Families earning less than 200% of the federal poverty level, about $55,500 for a family of four, can qualify for child care subsidies. However, less than one in six income-eligible children younger than 5 actually receives a child care subsidy.
Even fewer eligible families are able to benefit from subsidies in some counties — including Alcona (5%), Alpena (15%), Montmorency (9%), and Presque Isle (12%) counties — due to barriers like burdensome applications, unavailability of care during nontraditional hours, and limited spots compared to the number of families seeking care.
An additional barrier comes from the subsidies themselves, which require all available caregivers to be engaged in an approved activity — like work or school — to qualify, but many parents need reliable child care before they can secure employment.
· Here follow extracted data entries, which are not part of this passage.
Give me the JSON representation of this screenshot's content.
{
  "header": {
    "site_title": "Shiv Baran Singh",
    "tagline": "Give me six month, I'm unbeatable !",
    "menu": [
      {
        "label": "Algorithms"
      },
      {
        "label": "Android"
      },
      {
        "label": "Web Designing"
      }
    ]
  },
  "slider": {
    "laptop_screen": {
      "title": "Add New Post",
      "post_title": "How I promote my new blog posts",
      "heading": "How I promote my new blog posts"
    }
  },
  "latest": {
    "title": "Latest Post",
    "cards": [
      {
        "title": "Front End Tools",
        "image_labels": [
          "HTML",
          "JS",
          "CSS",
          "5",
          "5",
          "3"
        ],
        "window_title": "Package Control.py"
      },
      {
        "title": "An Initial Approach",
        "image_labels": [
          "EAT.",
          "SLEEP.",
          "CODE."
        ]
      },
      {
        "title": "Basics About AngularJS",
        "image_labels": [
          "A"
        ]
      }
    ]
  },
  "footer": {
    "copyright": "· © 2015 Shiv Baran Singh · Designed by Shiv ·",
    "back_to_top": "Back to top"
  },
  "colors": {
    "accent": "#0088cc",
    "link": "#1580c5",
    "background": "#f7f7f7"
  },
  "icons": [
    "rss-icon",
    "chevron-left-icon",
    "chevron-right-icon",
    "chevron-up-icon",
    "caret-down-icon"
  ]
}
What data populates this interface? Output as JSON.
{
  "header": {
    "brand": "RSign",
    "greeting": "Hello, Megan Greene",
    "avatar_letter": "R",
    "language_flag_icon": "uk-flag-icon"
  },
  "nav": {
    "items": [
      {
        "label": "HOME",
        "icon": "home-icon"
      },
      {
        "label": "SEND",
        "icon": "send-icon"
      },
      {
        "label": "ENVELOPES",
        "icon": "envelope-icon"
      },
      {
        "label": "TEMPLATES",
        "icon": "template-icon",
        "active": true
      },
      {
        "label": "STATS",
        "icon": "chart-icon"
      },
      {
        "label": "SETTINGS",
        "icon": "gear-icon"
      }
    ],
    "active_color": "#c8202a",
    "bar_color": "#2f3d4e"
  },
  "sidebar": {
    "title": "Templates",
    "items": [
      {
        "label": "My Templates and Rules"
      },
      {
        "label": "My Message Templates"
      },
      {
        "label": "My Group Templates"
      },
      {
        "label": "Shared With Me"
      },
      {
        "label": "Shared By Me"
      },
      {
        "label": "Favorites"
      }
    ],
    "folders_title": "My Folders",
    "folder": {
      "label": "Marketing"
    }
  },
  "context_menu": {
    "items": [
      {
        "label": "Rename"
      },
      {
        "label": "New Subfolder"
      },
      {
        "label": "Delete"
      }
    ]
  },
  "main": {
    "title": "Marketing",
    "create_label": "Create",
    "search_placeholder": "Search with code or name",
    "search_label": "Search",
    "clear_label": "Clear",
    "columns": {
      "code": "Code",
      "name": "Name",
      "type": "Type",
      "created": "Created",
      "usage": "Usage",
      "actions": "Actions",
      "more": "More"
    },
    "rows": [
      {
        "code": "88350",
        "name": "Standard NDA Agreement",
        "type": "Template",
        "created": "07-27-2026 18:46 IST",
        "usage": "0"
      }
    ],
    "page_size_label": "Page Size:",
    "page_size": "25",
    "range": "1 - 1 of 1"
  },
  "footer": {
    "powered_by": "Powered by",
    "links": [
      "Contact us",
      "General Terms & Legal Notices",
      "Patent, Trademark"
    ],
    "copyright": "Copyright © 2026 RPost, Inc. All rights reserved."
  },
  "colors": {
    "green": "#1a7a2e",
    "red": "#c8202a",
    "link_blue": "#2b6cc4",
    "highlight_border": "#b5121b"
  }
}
That creates a catch-22 for all families, but is especially acute for single moms, who head one in four households with children in Michigan.
While men are also harmed by barriers to affordable child care, a recent Pew Research Center report shows that, even in opposite-sex households, where wives are the primary earner, they still do more of the caregiving work.
So, if we want to make Michigan the best place to have a baby, we need to be building a child care system that works for families and meets the needs of working women.
Big investments in child care can boost labor force participation and narrow the gender pay gap for women in and out of the early childhood care sector.
Anne Kuhnen is Kids Count in Michigan director at the Michigan League for Public Policy.